TV Review: You

Having taken the internet by storm since its UK release, Netflix’s original series You is an easy to watch, ever so slightly trashy thriller based on the novel by Caroline Kepnes.

You is tantalisingly engrossing”

You tells the story of Joe Goldberg (Penn Badgley), a bookstore manager from New York who instantly falls in love with customer and student Guinevere Beck (Elizabeth Lail). But this is not a typical romance, Joe’s obsession for Beck becomes more and more dysfunctional and dangerous as time goes by, leading to a hot mess of secrecy, stalking and murder. As Beck’s friends become increasingly suspicious of Joe’s behaviour, his paranoia rockets and his violent behaviour escalates.

“Badgley’s charismatic performance leads the audience astray in their moral judgement”

The romanticisation of Joe’s character is indeed problematic. Badgely himself has recognised this, taking to Twitter to reply to fans’ inappropriate comments on his character. However, his charisma as a psychopathic villain illuminates the danger of such figures. The series gives the audience an intimate and eye-opening insight into Joe’s life and psyche, tracking his every move and thought.

In particular, Joe’s affectionate behaviour towards Paco, whose step-father is physically and emotional abusive to him and his mother, makes us question his inherently evil behaviour. On the other hand, whilst the audience hear Joe’s reasons and justifications for his actions, we are still aware that they are wrong, shocking and dysfunctional. Therefore, we must be trusted as viewers to recognise the issues posed by his character.

One thing I will warn you about this show, it is very addictive. Luckily, now exams and deadlines are over you can indulge in a binge without feeling too guilty about it. Full of twists and turns, jumpy scenes and times which will have you screaming at the screen due to Beck’s idiocy, You is tantalisingly engrossing. Although at times the writing is a little bit predictable and repetitive, the clever characterisation of Joe’s character will leave you horrified whilst also intrigued to see more. Like Dexter from the self-titled TV series, Joe is a somewhat likeable villain. As much as you want to hate him, Badgley’s charismatic performance leads the audience astray in their moral judgement.
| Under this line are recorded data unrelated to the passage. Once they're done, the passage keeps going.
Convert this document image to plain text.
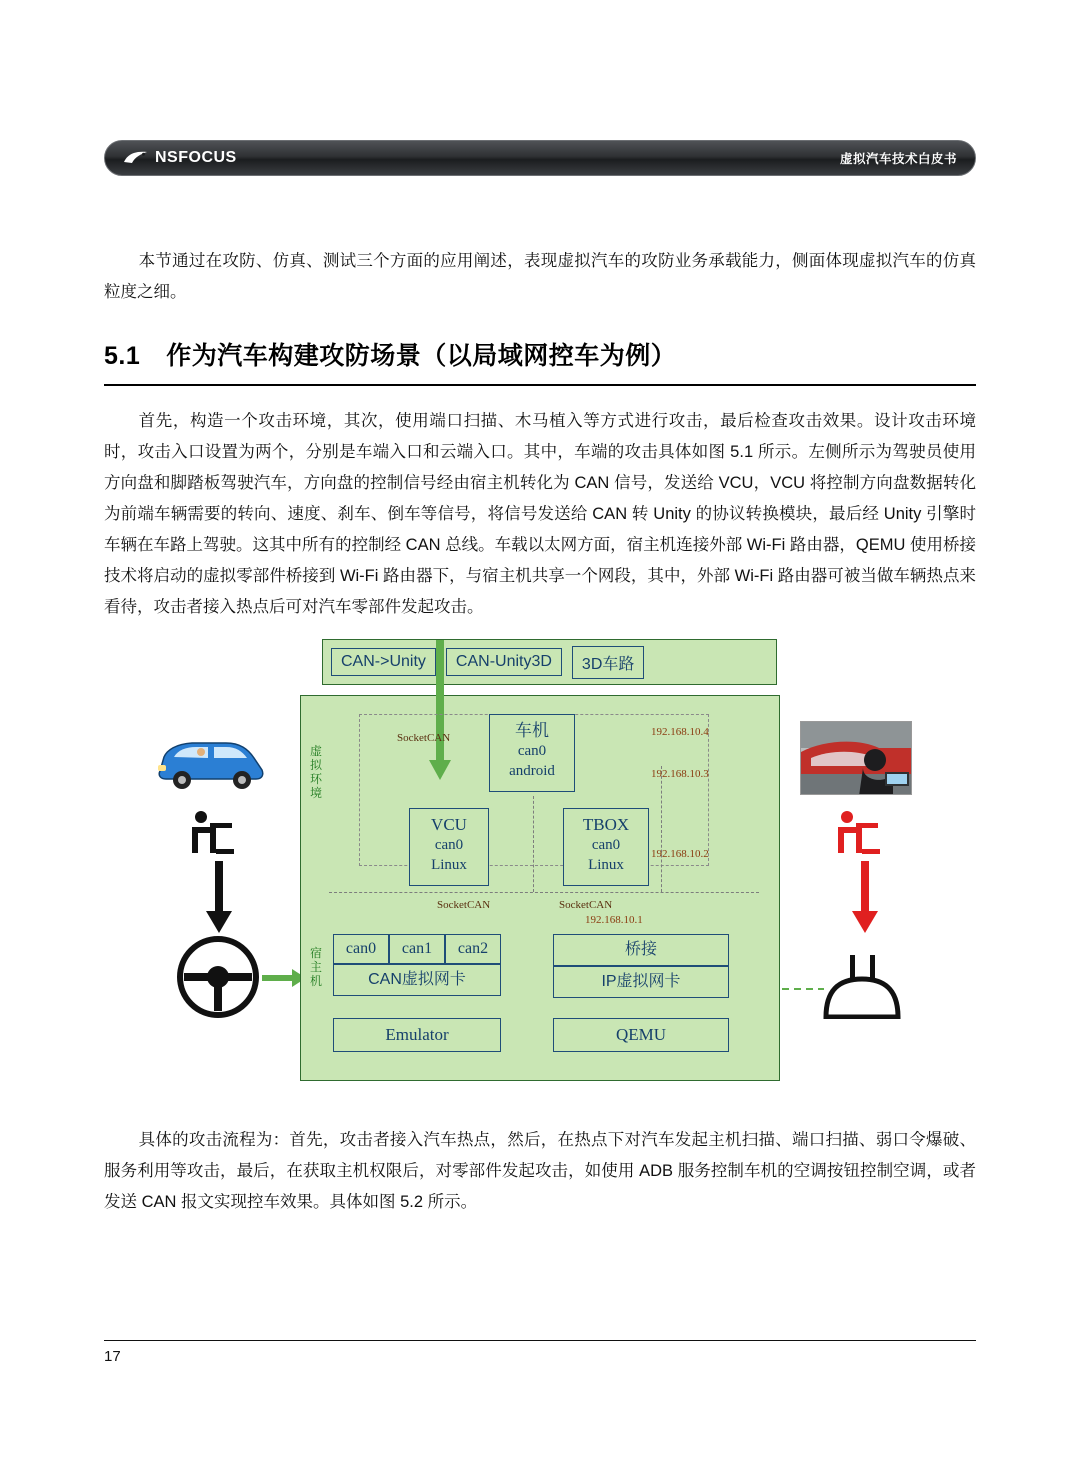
NSFOCUS	虚拟汽车技术白皮书

本节通过在攻防、仿真、测试三个方面的应用阐述，表现虚拟汽车的攻防业务承载能力，侧面体现虚拟汽车的仿真粒度之细。

5.1 作为汽车构建攻防场景（以局域网控车为例）

首先，构造一个攻击环境，其次，使用端口扫描、木马植入等方式进行攻击，最后检查攻击效果。设计攻击环境时，攻击入口设置为两个，分别是车端入口和云端入口。其中，车端的攻击具体如图 5.1 所示。左侧所示为驾驶员使用方向盘和脚踏板驾驶汽车，方向盘的控制信号经由宿主机转化为 CAN 信号，发送给 VCU，VCU 将控制方向盘数据转化为前端车辆需要的转向、速度、刹车、倒车等信号，将信号发送给 CAN 转 Unity 的协议转换模块，最后经 Unity 引擎时车辆在车路上驾驶。这其中所有的控制经 CAN 总线。车载以太网方面，宿主机连接外部 Wi-Fi 路由器，QEMU 使用桥接技术将启动的虚拟零部件桥接到 Wi-Fi 路由器下，与宿主机共享一个网段，其中，外部 Wi-Fi 路由器可被当做车辆热点来看待，攻击者接入热点后可对汽车零部件发起攻击。

CAN->Unity	CAN-Unity3D	3D车路
虚
拟
环
境
宿
主
机
车机
can0
android
VCU
can0
Linux
TBOX
can0
Linux
SocketCAN
SocketCAN	SocketCAN
192.168.10.4
192.168.10.3
192.168.10.2
192.168.10.1
can0	can1	can2
CAN虚拟网卡
桥接
IP虚拟网卡
Emulator	QEMU

具体的攻击流程为：首先，攻击者接入汽车热点，然后，在热点下对汽车发起主机扫描、端口扫描、弱口令爆破、服务利用等攻击，最后，在获取主机权限后，对零部件发起攻击，如使用 ADB 服务控制车机的空调按钮控制空调，或者发送 CAN 报文实现控车效果。具体如图 5.2 所示。

17
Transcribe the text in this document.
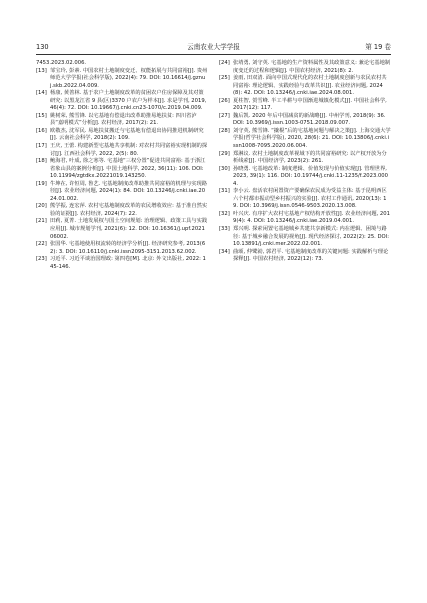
130	云南农业大学学报	第 19 卷

7453.2023.02.006.

[13] 邹宝玲, 彭素. 中国农村土地制度变迁、权能拓展与共同富裕[J]. 贵州师范大学学报(社会科学版), 2022(4): 79. DOI: 10.16614/j.gznuj.skb.2022.04.009.

[14] 杨康, 黄善林. 基于农户土地制度改革的贫困农户住房保障及其对策研究: 以黑龙江省 9 县(区)3370 户农户为样本[J]. 求是学刊, 2019, 46(4): 72. DOI: 10.19667/j.cnki.cn23-1070/c.2019.04.009.

[15] 姚树荣, 熊雪锋. 以宅基地有偿退出改革助推易地扶贫: 四川省泸县“嘉明模式”分析[J]. 农村经济, 2017(2): 21.

[16] 欧敬杰, 沈军民. 易地扶贫搬迁与宅基地有偿退出协同推进机制研究[J]. 云南社会科学, 2018(2): 109.

[17] 王庆, 王蕾. 构建新型宅基地共享机制: 对农村共同富裕实现机制的探讨[J]. 江西社会科学, 2022, 2(5): 80.

[18] 鲍海君, 叶成, 徐之寒等. 宅基地“三权分置”促进共同富裕: 基于浙江省象山县的案例分析[J]. 中国土地科学, 2022, 36(11): 106. DOI: 10.11994/zgtdkx.20221019.143250.

[19] 牛坤在, 许恒周, 鲁艺. 宅基地制度改革助推共同富裕的机理与实现路径[J]. 农业经济问题, 2024(1): 84. DOI: 10.13246/j.cnki.iae.2024.01.002.

[20] 熊学振, 连宏萍. 农村宅基地制度改革的农民增收效应: 基于准自然实验的证据[J]. 农村经济, 2024(7): 22.

[21] 田莉, 夏菁. 土地发展权与国土空间规划: 治理逻辑、政策工具与实践应用[J]. 城市规划学刊, 2021(6): 12. DOI: 10.16361/j.upf.202106002.

[22] 张国华. 宅基地使用权流转的经济学分析[J]. 经济研究参考, 2013(62): 3. DOI: 10.16110/j.cnki.issn2095-3151.2013.62.002.

[23] 习近平. 习近平谈治国理政: 第四卷[M]. 北京: 外文出版社, 2022: 145-146.

[24] 张靖勇, 刘守英. 宅基地的生产资料属性及其政策意义: 兼论宅基地制度变迁的过程和逻辑[J]. 中国农村经济, 2021(8): 2.

[25] 姜雨, 田双清. 面向中国式现代化的农村土地制度创新与农民农村共同富裕: 理论逻辑、实践经验与改革共识[J]. 农业经济问题, 2024(8): 42. DOI: 10.13246/j.cnki.iae.2024.08.001.

[26] 夏柱智, 贺雪峰. 半工半耕与中国渐进城镇化模式[J]. 中国社会科学, 2017(12): 117.

[27] 魏后凯. 2020 年后中国减贫的新战略[J]. 中州学刊, 2018(9): 36. DOI: 10.3969/j.issn.1003-0751.2018.09.007.

[28] 刘守英, 熊雪锋. “撬棍”后的宅基地问题与解决之策[J]. 上海交通大学学报(哲学社会科学版), 2020, 28(6): 21. DOI: 10.13806/j.cnki.issn1008-7095.2020.06.004.

[29] 郑淋议. 农村土地制度改革视域下的共同富裕研究: 以产权开放为分析线索[J]. 中国经济学, 2023(2): 261.

[30] 孙晓勇. 宅基地改革: 制度逻辑、价值发现与价值实现[J]. 管理世界, 2023, 39(1): 116. DOI: 10.19744/j.cnki.11-1235/f.2023.0004.

[31] 李小云. 盘活农村闲置资产要确保农民成为受益主体: 基于昆明西区六个村都市振动型乡村振兴的实验[J]. 农村工作通讯, 2020(13): 19. DOI: 10.3969/j.issn.0546-9503.2020.13.008.

[32] 叶兴庆. 有序扩大农村宅基地产权结构开放性[J]. 农业经济问题, 2019(4): 4. DOI: 10.13246/j.cnki.iae.2019.04.001.

[33] 郑兴明. 探索闲置宅基地城乡共建共享新模式: 内在逻辑、困境与路径: 基于城乡融合发展的视角[J]. 现代经济探讨, 2022(2): 25. DOI: 10.13891/j.cnki.mer.2022.02.001.

[34] 曲颂, 仲鹭勍, 郭君平. 宅基地制度改革的关键问题: 实践解析与理论探释[J]. 中国农村经济, 2022(12): 73.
“We should be focusing on raising awareness about the nature of such murderers”

The debate surrounding the romanticisation of serial killers has become even more heated with the release of the trailer for Extremely Wicked, Shockingly Evil and Vile, starring Zac Efron as the renowned American rapist and murderer Ted Bundy. Some viewers are concerned about Efron’s performance, whereas others have pointed out that such viewers are simply missing the point. The fact that Bundy appeared to be attractive, intelligent and charming is what allowed him to lure his victims. Perhaps instead, we should be focusing on raising awareness about the nature of such murderers, whilst commemorating the lives of the victims sensitively.

If you’re looking to be intellectually stimulated or challenged, this is not the series for you (unintentional pun). But if you’re looking for an easy, enjoyable and thrilling watch, I would recommend You despite its flaws. Ending on a cliff-hanger and with a second series on the way, You is undeniably a crowd pleaser in many ways.